“Jeremiah,” Liahona, October 2014, 9
I am the son of Hilkiah, a priest in Anathoth, near Jerusalem. During my youth, “the word of the Lord came unto me, saying,
“Before I formed thee in the belly I knew thee; and before thou camest forth out of the womb I sanctified thee, and I ordained thee a prophet unto the nations.”
I felt unprepared for this calling, and I replied, “Behold, I cannot speak: for I am a child.”
The Lord replied, “Say not, I am a child: for thou shalt go to all that I shall send thee, and whatsoever I command thee thou shalt speak.

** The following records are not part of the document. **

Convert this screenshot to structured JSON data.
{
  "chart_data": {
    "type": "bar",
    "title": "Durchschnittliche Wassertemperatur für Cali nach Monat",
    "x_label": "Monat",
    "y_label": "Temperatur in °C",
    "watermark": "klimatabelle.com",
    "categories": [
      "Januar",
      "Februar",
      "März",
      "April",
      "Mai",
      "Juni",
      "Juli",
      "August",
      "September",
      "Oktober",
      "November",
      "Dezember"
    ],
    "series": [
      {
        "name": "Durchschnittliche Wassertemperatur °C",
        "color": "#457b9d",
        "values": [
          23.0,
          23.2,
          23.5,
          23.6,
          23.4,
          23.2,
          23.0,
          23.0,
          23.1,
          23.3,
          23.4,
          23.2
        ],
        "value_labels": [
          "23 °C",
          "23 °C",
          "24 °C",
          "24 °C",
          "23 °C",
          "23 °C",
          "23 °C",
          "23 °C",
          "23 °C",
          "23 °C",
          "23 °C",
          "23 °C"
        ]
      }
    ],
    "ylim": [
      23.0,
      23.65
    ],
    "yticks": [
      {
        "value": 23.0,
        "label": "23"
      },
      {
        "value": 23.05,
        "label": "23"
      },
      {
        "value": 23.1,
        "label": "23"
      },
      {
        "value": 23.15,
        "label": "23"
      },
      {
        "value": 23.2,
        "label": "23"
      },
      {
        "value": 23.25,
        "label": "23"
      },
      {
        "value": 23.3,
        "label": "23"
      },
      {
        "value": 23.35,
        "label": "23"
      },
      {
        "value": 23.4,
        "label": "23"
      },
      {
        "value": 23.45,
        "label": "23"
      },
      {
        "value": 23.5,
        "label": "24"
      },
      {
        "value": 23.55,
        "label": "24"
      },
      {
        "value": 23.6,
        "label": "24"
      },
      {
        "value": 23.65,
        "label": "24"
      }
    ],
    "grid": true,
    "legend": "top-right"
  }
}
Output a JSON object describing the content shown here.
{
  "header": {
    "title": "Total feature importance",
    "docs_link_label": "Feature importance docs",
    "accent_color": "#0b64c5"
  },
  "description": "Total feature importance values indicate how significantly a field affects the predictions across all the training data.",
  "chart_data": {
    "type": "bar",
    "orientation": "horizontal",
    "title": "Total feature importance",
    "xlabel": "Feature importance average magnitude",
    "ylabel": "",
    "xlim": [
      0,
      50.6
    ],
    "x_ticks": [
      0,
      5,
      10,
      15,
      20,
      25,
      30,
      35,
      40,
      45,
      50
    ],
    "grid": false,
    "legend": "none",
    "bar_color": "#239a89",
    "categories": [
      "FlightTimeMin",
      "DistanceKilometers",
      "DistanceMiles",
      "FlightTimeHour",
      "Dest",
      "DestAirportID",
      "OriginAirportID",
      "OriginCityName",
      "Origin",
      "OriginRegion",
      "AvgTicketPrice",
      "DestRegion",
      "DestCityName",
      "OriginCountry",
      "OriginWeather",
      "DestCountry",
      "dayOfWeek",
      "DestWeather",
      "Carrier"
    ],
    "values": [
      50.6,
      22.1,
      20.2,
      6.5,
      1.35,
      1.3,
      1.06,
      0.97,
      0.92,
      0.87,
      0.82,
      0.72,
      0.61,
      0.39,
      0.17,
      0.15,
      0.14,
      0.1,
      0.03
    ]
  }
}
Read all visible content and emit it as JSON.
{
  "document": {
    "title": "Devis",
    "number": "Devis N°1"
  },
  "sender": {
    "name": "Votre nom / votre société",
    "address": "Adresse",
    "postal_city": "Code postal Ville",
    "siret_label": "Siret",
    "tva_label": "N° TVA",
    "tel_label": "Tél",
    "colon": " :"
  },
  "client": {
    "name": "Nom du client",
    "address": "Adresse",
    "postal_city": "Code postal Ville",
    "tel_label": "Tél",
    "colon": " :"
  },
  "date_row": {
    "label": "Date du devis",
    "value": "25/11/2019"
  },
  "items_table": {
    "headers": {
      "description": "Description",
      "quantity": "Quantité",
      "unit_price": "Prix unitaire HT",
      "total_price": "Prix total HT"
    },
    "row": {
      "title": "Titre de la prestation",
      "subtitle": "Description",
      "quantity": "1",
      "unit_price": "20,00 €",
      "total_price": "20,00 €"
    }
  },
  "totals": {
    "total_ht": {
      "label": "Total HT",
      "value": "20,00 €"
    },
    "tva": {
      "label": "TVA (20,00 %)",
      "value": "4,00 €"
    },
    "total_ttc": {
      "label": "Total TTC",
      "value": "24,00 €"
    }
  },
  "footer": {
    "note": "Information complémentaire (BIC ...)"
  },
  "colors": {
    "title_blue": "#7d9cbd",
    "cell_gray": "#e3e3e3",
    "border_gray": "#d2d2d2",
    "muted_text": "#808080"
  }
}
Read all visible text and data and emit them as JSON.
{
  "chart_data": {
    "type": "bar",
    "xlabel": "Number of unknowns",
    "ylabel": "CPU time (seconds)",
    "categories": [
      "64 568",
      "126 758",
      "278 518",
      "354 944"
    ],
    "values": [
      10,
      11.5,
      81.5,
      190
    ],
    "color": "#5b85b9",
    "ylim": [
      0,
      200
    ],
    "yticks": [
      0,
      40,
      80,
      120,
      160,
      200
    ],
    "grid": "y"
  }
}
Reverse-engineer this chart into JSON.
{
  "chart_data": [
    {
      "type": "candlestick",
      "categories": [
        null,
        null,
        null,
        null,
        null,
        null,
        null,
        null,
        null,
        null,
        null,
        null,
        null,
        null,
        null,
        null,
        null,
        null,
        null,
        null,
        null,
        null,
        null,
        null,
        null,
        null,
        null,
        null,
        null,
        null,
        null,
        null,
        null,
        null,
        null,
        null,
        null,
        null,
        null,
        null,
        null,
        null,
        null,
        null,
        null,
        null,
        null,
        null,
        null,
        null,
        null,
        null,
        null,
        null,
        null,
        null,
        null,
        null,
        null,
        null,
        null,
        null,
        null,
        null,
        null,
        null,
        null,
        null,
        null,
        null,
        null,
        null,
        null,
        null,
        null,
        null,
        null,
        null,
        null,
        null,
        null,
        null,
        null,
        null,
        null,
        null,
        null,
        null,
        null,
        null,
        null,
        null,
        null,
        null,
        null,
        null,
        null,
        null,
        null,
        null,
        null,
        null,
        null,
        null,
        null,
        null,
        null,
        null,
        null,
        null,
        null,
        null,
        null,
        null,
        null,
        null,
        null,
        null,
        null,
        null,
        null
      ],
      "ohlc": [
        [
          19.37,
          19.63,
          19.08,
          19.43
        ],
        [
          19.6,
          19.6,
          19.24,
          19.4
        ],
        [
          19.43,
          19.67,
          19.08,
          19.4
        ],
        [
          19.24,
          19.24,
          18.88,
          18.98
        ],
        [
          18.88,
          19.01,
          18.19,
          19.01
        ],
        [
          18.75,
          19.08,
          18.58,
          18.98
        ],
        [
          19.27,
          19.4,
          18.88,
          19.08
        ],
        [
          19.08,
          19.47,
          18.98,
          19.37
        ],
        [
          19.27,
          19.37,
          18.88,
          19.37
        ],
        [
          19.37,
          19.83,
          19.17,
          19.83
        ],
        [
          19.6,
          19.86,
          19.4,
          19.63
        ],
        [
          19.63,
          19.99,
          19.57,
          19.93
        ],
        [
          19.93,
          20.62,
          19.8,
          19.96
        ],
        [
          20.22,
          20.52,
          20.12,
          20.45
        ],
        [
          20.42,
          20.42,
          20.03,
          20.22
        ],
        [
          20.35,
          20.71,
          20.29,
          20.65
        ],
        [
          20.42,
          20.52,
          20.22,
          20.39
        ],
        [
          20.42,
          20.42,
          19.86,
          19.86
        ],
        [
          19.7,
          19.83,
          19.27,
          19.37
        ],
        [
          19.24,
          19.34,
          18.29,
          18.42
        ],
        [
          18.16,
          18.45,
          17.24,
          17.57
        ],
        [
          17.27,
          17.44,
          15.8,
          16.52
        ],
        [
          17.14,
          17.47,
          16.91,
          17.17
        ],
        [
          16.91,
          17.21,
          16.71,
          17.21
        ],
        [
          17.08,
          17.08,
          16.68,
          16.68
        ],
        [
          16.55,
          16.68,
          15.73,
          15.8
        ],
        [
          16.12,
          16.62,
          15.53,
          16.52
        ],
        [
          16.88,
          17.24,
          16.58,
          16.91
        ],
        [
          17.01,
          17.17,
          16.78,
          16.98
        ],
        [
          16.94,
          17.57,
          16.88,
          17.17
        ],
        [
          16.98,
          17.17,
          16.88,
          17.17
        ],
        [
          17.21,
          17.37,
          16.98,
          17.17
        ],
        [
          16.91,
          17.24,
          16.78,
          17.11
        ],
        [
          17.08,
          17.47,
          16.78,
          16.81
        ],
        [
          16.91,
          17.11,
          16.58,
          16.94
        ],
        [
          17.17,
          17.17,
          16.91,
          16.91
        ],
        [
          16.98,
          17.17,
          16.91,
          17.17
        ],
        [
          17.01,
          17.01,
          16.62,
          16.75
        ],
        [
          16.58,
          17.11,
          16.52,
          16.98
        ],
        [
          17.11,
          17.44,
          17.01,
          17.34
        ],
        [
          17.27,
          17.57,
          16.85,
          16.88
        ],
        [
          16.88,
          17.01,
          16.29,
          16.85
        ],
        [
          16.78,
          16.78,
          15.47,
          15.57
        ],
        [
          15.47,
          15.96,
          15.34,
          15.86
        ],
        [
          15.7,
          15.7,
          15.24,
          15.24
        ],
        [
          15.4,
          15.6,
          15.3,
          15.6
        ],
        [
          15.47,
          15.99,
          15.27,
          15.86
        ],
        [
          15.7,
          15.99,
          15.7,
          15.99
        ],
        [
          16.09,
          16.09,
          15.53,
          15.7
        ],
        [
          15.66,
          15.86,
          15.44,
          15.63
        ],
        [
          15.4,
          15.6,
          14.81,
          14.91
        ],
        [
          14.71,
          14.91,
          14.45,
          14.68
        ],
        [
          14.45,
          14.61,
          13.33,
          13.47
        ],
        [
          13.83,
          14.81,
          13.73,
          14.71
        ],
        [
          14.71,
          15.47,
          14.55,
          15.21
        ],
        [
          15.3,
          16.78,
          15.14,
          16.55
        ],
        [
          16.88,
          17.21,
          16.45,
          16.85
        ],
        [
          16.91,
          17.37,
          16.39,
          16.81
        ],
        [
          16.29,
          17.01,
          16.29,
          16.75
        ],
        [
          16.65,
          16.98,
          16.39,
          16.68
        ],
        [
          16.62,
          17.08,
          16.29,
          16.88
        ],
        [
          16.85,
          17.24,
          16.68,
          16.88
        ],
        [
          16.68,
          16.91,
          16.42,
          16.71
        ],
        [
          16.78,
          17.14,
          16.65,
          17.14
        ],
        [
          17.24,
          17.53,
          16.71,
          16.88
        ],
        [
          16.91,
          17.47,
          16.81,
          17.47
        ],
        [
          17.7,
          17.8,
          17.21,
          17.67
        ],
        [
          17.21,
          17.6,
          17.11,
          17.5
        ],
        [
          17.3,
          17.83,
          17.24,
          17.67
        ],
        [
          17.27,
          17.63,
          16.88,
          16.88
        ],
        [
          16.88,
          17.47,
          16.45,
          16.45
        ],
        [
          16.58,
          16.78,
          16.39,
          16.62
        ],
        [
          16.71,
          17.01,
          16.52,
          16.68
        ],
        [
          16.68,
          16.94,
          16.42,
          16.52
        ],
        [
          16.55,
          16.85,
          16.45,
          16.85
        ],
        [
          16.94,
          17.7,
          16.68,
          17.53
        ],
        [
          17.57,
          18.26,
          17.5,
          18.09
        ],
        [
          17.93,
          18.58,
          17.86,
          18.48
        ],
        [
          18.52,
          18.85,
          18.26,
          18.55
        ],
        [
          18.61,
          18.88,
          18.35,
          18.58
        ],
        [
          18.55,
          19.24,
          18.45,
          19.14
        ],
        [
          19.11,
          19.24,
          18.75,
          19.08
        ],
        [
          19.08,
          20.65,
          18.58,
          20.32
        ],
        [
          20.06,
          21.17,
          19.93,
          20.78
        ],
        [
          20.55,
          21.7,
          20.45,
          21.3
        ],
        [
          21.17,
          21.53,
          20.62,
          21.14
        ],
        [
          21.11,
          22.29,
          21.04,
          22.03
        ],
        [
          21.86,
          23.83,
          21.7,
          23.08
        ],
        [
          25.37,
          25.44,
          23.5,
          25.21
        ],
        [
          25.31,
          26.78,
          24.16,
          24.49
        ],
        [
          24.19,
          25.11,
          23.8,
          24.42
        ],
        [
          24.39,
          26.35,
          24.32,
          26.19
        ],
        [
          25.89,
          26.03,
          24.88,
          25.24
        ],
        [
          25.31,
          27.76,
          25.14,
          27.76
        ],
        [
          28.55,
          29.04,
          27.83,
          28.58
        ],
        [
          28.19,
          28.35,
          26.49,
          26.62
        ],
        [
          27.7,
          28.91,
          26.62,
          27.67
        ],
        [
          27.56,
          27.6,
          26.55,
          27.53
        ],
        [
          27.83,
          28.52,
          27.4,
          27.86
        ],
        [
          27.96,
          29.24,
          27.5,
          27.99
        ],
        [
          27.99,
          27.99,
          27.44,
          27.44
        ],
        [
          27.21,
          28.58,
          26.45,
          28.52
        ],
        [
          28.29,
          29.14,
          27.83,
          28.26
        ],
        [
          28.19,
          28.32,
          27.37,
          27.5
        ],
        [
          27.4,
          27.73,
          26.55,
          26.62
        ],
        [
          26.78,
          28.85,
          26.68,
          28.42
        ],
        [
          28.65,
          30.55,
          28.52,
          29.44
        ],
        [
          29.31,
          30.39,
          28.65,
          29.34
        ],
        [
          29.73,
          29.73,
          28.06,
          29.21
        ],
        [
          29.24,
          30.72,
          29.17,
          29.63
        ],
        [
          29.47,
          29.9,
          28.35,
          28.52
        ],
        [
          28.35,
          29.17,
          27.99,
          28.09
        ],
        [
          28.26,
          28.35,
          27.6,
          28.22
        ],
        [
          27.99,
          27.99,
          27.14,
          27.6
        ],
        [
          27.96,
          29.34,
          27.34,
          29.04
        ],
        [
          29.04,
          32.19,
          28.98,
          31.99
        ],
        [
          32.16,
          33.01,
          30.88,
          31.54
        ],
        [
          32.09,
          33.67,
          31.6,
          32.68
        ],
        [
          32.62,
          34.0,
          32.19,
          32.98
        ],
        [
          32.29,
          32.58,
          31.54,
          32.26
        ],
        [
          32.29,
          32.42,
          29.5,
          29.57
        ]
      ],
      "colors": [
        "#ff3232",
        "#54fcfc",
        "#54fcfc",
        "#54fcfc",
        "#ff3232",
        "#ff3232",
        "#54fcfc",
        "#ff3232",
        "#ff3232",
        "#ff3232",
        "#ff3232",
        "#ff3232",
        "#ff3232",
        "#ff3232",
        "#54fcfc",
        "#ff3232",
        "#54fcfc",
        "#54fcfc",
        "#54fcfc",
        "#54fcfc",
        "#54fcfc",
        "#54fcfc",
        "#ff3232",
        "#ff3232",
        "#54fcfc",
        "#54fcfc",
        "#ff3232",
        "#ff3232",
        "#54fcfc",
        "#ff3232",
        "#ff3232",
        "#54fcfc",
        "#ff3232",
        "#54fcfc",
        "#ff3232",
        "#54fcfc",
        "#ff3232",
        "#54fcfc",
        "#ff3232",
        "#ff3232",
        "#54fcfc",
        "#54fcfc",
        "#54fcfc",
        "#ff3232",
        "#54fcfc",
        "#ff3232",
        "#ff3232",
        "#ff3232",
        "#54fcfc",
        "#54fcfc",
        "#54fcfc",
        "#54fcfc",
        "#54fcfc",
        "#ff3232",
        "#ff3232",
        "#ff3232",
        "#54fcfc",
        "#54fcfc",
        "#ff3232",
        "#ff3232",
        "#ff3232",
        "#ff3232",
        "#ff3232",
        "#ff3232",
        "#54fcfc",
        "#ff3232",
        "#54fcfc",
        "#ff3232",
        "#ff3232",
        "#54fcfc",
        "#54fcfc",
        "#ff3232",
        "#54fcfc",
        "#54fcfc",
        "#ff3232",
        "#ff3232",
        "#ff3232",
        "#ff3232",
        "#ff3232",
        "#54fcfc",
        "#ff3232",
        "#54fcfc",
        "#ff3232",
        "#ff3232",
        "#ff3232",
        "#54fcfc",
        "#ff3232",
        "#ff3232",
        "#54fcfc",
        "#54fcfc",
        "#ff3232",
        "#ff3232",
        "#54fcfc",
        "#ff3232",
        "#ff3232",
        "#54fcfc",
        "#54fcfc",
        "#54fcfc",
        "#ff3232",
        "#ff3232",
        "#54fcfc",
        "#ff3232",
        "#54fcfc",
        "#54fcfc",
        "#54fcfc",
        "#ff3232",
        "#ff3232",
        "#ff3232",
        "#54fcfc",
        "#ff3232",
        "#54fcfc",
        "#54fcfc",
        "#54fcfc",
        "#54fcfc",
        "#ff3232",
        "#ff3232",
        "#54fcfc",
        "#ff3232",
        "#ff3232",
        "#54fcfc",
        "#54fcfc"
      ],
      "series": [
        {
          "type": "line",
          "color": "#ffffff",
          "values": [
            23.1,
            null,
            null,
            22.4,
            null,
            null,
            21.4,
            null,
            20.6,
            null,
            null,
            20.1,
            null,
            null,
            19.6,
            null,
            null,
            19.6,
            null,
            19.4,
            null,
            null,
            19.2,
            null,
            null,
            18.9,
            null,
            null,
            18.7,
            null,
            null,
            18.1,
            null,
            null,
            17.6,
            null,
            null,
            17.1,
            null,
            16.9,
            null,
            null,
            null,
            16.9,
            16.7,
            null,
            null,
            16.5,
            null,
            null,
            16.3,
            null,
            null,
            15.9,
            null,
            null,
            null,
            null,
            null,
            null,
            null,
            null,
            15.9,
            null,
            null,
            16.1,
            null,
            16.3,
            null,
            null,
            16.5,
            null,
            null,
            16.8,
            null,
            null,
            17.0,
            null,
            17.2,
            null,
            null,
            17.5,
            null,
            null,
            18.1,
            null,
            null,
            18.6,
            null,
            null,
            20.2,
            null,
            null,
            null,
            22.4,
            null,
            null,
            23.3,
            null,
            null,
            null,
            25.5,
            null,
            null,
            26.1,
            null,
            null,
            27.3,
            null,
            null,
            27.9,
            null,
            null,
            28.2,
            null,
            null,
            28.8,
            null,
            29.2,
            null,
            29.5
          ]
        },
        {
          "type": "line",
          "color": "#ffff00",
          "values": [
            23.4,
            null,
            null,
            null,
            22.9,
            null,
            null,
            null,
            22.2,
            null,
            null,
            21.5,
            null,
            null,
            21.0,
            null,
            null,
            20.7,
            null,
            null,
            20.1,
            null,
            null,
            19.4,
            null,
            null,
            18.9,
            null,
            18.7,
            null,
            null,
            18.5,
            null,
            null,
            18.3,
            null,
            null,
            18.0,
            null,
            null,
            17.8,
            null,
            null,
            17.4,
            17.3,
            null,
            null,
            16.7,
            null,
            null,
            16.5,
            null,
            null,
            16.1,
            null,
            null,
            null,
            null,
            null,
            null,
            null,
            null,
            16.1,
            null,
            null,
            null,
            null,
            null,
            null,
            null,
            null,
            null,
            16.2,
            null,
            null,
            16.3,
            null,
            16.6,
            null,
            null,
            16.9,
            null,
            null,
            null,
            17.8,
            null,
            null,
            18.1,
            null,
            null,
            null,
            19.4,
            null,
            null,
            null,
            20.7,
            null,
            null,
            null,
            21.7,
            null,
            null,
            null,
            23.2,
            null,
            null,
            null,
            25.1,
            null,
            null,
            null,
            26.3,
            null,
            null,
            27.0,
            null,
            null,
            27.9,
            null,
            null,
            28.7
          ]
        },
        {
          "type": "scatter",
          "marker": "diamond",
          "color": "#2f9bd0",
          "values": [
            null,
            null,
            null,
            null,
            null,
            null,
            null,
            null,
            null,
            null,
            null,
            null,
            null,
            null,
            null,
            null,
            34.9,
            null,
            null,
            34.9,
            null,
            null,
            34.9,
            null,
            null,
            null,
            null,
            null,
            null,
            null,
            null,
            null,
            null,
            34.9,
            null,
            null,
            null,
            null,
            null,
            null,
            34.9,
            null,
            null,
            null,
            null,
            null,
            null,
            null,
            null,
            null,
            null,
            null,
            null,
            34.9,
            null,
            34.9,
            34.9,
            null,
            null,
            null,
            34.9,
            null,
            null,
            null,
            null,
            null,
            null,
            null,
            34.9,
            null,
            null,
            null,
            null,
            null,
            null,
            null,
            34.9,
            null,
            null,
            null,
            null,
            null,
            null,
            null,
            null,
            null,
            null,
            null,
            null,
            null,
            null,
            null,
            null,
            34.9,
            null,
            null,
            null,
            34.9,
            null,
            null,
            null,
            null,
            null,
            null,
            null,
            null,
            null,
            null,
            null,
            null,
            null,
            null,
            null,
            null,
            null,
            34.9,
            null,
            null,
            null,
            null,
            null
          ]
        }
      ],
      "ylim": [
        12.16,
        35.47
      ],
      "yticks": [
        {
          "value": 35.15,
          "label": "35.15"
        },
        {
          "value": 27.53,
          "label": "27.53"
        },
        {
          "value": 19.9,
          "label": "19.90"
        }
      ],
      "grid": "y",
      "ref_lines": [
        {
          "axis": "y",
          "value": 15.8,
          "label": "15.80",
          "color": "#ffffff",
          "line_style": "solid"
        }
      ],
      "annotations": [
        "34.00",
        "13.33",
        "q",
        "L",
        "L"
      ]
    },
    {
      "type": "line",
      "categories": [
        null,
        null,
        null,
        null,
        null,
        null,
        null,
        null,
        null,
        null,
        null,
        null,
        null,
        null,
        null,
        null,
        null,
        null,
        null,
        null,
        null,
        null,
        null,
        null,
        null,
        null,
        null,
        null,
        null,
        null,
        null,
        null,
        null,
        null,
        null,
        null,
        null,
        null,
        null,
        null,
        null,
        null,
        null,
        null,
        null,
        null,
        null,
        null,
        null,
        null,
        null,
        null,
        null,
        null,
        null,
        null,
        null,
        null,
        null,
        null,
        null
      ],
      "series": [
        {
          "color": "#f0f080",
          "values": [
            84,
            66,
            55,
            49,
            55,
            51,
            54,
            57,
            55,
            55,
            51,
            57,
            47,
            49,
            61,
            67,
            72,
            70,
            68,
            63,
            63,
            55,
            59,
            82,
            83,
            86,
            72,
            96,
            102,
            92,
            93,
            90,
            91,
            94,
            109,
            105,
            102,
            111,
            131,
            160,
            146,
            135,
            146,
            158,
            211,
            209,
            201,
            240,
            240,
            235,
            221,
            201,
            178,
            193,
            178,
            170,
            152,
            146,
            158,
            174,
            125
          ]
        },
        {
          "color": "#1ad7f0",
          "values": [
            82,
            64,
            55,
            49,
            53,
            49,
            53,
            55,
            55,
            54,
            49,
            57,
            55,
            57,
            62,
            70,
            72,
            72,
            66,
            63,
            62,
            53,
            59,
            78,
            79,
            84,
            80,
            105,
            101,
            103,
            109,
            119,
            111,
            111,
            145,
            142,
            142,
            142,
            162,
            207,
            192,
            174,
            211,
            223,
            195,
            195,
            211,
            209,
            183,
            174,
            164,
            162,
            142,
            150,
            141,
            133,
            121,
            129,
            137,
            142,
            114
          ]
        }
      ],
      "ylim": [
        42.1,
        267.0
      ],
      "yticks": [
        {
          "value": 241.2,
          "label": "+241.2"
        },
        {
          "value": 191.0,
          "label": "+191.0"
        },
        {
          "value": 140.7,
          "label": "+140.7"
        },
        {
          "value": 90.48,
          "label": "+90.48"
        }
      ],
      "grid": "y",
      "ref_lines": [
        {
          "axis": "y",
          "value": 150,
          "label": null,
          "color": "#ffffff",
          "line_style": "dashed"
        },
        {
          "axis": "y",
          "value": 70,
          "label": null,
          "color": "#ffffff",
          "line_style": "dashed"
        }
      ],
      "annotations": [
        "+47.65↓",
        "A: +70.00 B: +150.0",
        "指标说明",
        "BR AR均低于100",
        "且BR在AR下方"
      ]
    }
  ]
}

“Be not afraid of their faces: for I am with thee to deliver thee.” The Lord then “touched my mouth” and put words into it.2
I prophesied in Jerusalem for 40 years, from 626 to 586 b.c., during the reigns of Josiah, Jehoiakim, and Zedekiah.3 I was a contemporary of the Book of Mormon prophet Lehi. We both condemned the wickedness of the people in Jerusalem and foretold the destruction of that great city.4
The Lord commanded me to record my prophecies in “a roll of a book.”5 When King Jehoiakim heard the prophecies, he burned the roll. The Lord commanded me to write the prophecies again and add many more to them.6
I faced continuous opposition as I preached the Lord’s word. Pashur, the son of the chief governor, smote me and put me in the stocks. The mobs wanted to put me to death for my preaching. I was an unpopular prophet, often cast into dungeons and prisons. I lived in a time of truly great wickedness.7
But despite living in the midst of tribulation, the Lord allowed me to foresee that the Israelites would be gathered in the last day, that the Lord would write His law “in their hearts,” and that He would bring “one of a city, and two of a family” to Zion.8
As I continued to preach the Lord’s word—even when it was difficult—I learned that an inward commitment to the gospel leads to peace. As we develop individual fellowship with the Lord, we can all experience hope amid trials and tribulation.